La querelle diplomatique entre la France et le Maroc est telle, que certaines voix commencent à s’élever à Paris pour dénoncer l’attitude « hystérique » du royaume.
Les autorités marocaines sont-elles « hystériques » ? La réponse, selon Me Pierre Bréham, l’un des avocats des plaignants qui a déposé plainte contre le patron du contre-espionnage marocain, à l’origine de l’éclatement de la querelle diplomatique entre la France et le Maroc, est, sans détour, oui.
La décision marocaine de suspendre la coopération judiciaire avec la France est « totalement disproportionnée », a-t-il estimé. Cette décision unilatérale a été prise suite à la descente policière au domicile de l’ambassadeur du Maroc à Paris afin de remettre une convocation au patron de la DGST, Abdellatif Hammouchi, sans passer par les câbles diplomatiques.
Cette initiative a surpris Paris, notamment le président François Hollande, le chef de la diplomatie Laurent Fabius et la Garde des Sceaux Christiane Taubira qui s’efforcent depuis une semaine d’apporter des « explications », de « dissiper les malentendus » et d’assurer la « constante amitié » franco-marocaine. Mais selon le porte-parole du gouvernement marocain, Mustapha El Khalfi, Rabat « n’a pas encore reçu d’explications concernant ce qui s’est passé ».

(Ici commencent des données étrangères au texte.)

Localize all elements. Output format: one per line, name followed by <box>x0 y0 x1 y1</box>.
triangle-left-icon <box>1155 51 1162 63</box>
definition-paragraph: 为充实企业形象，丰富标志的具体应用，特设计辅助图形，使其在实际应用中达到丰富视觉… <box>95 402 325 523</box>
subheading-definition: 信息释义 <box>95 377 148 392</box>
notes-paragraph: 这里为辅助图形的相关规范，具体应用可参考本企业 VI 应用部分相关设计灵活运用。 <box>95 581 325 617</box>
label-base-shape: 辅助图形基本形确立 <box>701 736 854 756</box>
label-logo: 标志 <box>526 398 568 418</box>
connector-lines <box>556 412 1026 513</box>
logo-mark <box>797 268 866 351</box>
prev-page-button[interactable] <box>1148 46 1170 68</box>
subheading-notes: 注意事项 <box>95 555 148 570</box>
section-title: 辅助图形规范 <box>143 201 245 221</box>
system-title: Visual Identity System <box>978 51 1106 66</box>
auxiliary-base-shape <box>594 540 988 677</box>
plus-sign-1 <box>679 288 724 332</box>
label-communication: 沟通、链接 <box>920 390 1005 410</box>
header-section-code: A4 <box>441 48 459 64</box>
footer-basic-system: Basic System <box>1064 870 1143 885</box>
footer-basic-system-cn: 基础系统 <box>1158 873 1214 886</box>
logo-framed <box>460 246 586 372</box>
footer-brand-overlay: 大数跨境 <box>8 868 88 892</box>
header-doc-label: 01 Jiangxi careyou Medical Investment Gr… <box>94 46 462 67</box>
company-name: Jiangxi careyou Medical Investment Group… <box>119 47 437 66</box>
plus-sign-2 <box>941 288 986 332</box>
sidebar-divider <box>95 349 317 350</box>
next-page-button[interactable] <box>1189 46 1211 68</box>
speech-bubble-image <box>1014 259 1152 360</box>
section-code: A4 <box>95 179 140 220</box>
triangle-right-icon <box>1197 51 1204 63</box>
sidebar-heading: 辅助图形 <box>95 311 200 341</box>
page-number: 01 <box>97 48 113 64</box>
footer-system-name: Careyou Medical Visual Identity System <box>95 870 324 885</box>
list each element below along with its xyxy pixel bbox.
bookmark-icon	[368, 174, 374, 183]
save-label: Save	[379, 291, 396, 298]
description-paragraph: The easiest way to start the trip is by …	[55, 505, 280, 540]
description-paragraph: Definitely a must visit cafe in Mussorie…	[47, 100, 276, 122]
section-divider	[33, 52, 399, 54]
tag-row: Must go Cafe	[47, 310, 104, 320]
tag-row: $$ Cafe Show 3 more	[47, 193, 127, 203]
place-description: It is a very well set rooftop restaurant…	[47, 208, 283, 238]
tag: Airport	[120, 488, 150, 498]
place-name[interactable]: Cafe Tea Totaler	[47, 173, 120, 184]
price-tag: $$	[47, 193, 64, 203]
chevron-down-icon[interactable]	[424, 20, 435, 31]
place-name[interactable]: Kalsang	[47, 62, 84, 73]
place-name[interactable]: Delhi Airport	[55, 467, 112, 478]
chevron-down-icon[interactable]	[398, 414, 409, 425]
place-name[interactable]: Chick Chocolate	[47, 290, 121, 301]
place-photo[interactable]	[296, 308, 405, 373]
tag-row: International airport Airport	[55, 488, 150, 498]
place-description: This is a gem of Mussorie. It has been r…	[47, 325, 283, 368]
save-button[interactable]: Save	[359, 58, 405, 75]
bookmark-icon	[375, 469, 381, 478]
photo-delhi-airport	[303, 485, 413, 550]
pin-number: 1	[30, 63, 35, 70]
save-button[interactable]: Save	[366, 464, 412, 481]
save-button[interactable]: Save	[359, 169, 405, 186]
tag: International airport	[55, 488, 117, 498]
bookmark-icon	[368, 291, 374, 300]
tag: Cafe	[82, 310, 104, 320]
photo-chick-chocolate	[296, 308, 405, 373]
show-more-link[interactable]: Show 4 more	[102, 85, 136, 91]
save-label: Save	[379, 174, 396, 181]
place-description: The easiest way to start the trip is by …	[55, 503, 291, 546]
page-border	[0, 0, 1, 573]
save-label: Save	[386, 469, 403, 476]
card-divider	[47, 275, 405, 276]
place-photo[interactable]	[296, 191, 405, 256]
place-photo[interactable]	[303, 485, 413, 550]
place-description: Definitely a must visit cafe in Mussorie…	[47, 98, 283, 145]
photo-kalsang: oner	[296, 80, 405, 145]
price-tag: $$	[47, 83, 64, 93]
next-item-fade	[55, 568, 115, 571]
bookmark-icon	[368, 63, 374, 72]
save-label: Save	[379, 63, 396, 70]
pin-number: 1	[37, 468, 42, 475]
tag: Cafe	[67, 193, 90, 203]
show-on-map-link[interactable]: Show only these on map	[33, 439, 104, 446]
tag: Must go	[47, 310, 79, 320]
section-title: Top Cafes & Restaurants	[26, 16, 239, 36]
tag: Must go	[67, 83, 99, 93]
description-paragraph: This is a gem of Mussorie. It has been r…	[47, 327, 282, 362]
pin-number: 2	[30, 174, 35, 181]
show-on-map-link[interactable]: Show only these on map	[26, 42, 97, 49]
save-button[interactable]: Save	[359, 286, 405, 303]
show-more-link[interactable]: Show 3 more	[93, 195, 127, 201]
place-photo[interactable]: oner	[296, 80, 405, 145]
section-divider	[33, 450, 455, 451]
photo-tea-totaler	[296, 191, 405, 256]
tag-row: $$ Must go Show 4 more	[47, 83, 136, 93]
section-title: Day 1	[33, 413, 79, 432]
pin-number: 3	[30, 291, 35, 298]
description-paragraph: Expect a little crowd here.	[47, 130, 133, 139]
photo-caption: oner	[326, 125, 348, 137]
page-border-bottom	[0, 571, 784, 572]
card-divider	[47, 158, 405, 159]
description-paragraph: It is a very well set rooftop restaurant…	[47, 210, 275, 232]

Les hauts gradés marocains sont « susceptibles »
Cette suspension n’est pas sans conséquences. Pour l’heure, « aucun acte de mariage ou de filiation ne pourra être exécuté dans les deux pays. Et au niveau pénal, cela signifie qu’on ne peut plus faire de demandes d’extradition, d’auditions de témoins, ou de transfèrements », explique Me Bréham. « Le Maroc a vraiment utilisé l’arme atomique pour tuer une mouche », s’étonne-t-il.
Un spécialiste du Maroc relève le caractère « susceptible » des « haut gradés marocains » lorsqu’ils sont « ciblés par la justice française ». Ils « ont vécu d’une manière dramatique le fait qu’on puisse aller délivrer une convocation à la résidence de l’ambassadeur. Cela signifie qu’il n’y a plus de protection », déclare-t-il.
D’après Hélène Legeay, la responsable Maghreb à l’Action des chrétiens contre la torture (ACAT), l’association à l’origine des plaintes, cette décision vise à empêcher « le transfèrement de détenus français condamnés au Maroc, les autorités marocaines cherchent à les empêcher de porter plainte pour torture à leur arrivée en France ».
M. Hammouchi fait l’objet de plusieurs plaintes déposées par des ONG et des victimes présumées de tortures, dont deux Franco-Marocains.